“I am incapable of succinctly praising this poet’s immense talent.” —TERRANCE HAYES
Often the most recognized, even brutal, events in American history are segregated by a politicized, racially divided “Color Line.” But how do we privately experience the most troubling features of American civilization? Where is the Color Line in the mind, in the body, between bodies, between human beings?
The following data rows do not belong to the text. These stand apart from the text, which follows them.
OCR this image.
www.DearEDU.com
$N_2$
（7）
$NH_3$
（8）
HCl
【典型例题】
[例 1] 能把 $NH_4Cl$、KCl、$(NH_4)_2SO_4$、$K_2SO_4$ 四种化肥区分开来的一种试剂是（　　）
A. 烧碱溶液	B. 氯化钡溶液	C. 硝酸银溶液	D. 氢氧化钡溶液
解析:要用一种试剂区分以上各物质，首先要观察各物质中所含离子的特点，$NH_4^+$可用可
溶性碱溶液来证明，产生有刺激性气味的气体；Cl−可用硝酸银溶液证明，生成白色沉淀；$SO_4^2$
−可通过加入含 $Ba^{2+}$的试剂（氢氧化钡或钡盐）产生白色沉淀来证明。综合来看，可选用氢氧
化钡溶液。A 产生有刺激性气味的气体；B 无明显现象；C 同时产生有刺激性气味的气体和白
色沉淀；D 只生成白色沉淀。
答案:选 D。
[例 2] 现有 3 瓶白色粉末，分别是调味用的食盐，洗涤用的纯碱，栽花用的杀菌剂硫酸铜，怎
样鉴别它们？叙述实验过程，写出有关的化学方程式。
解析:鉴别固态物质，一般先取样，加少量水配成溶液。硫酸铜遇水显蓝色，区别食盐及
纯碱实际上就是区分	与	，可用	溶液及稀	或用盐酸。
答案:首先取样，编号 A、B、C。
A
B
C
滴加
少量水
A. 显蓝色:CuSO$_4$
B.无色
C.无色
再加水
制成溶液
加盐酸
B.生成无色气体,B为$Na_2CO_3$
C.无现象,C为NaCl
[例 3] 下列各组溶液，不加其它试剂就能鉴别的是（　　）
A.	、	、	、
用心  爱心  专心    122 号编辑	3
Selected for the National Poetry Series by Dan Beachy-Quick, Ed Pavlić’s Visiting Hours at the Color Line attempts to complicate this black and white, straight-line feature of our collective imagination, and to map its nonlinear, deeply colored timbres and hues. From daring prose poems to powerful free verse, Pavlić’s lines are musically infused, bearing tones of soul, R & B, and jazz. They link the influence of James Baldwin with a postmodern consciousness descended from Samuel Beckett, tracking the experiences of American characters through situations both mundane and momentous. The resulting poems are intense, ambitious, and psychological, making Visiting Hours at the Color Line a poetic tour de force.
Ed Pavlic has been awarded the Honickman First Book Prize and is a National Poetry Series award winner, in addition to receiving fellowships from the Vermont Studio Center, the MacDowell Colony, Bread Loaf, and the W.E.B. DuBois Institute at Harvard University. He is the author of four previous collections of poems including, Winners Have Yet to be Announced: A Song for Donny Hathaway. He lives in Athens, GA.